Die Weihnachtsfeier sollte ein ganz besonderes Ereignis werden. Hermann, Unternehmer und Geschäftsführer in Personalunion, will seine Mitarbeiter auf einen neuen Kurs einschwören. Bisherige Versuche scheiterten an vielen Widerständen, warum und von wem genau ließ sich nicht erkennen.
„Wir müssen unsere Produktion nachhaltiger gestalten, die Rohstoffe, die wir einsetzen, dürfen die Umwelt nicht belasten, Gesundheit und Funktionalität dürfen nicht im Widerspruch stehen.“ Trotz dieser vernünftigen Forderung gelingt es nicht, die Mannschaft mit diesem Wunsch des Chefs zu versöhnen. Die Einwände sind vielfältig: die technischen Hürden sind zu hoch, die Preise werden nicht gezahlt, die Qualität leidet und und und…
Unser wohlmeinender Unternehmer zeichnet sich durch geringe rhetorische Fähigkeiten aus und ist obendrein ausgesprochen schüchtern. Das macht die Sache nicht leichter. Hermann beschließt, die Bastion der Widerständler im Sturm zu erobern, und lädt zur Weihnachtsfeier einen Redner ein, der landesweit durch Funk und Fernsehen wohlbekannt ist. So jemand kommt normalerweise nicht zu so einem kleinen Unternehmen. In dieser Situation nützen Hermanns gute Beziehungen. Der berühmte Redner sagt zu.

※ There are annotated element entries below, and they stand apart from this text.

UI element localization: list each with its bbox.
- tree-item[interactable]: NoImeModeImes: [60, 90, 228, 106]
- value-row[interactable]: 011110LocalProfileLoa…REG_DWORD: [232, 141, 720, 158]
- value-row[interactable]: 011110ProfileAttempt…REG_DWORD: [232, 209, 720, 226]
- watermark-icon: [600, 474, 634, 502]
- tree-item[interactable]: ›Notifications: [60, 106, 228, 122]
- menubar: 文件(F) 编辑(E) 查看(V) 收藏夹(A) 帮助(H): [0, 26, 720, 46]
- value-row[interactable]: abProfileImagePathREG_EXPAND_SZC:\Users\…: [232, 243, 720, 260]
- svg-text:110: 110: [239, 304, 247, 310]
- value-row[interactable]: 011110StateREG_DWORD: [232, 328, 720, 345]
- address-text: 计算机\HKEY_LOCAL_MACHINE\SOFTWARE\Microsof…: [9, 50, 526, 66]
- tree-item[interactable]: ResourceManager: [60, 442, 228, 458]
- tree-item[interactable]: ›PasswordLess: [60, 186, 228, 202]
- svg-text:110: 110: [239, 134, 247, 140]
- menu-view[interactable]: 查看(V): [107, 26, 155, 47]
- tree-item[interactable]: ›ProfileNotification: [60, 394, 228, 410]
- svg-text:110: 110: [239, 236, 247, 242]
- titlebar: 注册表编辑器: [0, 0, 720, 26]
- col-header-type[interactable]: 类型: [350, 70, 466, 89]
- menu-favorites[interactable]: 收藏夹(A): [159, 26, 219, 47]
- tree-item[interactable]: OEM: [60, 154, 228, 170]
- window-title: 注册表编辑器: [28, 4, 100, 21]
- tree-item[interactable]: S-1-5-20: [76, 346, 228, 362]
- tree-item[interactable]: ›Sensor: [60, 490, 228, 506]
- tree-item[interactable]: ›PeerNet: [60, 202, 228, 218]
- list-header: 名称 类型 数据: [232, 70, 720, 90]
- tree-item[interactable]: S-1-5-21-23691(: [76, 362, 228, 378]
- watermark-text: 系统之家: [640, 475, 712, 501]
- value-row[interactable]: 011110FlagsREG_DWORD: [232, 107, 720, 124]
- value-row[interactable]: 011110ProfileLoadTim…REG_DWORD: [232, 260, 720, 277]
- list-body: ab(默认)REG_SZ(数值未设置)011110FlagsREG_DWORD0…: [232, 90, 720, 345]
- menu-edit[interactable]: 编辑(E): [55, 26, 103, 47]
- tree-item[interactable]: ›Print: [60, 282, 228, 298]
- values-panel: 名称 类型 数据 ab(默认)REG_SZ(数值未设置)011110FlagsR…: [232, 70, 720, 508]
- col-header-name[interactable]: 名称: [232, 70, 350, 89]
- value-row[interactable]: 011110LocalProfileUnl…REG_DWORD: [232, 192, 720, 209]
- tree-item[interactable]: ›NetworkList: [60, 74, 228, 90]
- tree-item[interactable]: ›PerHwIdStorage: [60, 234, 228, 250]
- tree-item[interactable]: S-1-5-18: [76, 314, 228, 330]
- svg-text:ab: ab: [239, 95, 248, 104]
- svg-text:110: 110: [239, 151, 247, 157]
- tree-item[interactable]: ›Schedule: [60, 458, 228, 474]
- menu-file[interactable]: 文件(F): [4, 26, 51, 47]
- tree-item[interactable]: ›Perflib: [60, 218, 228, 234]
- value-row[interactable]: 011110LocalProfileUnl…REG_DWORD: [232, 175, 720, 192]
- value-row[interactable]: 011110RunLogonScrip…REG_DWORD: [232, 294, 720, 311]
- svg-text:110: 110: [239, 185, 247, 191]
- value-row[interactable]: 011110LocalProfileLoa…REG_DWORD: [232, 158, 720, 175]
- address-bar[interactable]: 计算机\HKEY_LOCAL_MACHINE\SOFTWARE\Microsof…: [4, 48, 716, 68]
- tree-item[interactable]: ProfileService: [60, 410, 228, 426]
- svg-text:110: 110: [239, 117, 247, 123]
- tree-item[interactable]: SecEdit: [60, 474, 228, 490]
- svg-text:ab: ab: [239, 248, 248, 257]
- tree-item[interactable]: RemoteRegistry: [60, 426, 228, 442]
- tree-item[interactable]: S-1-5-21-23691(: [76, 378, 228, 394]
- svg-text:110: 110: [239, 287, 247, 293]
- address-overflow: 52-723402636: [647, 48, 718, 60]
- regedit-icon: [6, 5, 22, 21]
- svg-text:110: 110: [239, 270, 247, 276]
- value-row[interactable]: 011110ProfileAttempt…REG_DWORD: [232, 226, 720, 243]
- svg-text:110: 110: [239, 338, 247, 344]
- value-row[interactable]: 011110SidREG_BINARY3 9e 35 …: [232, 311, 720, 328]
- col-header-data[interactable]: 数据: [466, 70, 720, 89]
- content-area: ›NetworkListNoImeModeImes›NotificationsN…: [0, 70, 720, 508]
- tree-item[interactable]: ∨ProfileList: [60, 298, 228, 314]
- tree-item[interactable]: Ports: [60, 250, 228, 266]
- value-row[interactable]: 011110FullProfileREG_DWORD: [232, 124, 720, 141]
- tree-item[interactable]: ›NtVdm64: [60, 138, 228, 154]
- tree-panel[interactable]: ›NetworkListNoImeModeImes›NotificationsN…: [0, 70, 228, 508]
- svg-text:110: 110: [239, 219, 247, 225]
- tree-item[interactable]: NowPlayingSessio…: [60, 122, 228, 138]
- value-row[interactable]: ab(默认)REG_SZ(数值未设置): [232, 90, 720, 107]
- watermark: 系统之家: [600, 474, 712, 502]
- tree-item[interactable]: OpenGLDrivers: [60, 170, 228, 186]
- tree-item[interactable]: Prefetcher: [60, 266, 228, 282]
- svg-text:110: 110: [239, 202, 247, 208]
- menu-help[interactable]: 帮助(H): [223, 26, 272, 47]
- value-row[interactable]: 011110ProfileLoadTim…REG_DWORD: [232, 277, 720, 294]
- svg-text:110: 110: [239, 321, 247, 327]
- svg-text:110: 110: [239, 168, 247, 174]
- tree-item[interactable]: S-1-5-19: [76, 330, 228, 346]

Doch Herrmann lässt sich dazu überreden, auch selbst etwas vorzubereiten. Eine Präsentation, in der er seine Vision (erstmalig) ausführlich erklärt. Die Vorbereitungen kann man fast schon schmerzhaft nennen, jedes Wort muss einzeln geübt werden. Als die Feier naht, ist der Auftritt noch immer sehr wackelig. Eine Glanzleistung wird es wohl nicht werden.
Schließlich ist es überstanden. Und was ist das Ergebnis? Was sagen die Mitarbeiter, für die das Ganze gedacht war? „Also, den Redner haben wir nicht so wirklich verstanden… Keine Ahnung, was der wollte. Aber was der Chef gesagt hat, das war gut. Und es war gut, dass er sich vor uns hingestellt hat und mal klar gesagt hat, was er will!“
Oft kommt es eben darauf an, wer etwas sagt, ganz gleich, wie ungeschickt im Ausdruck es auch sein mag.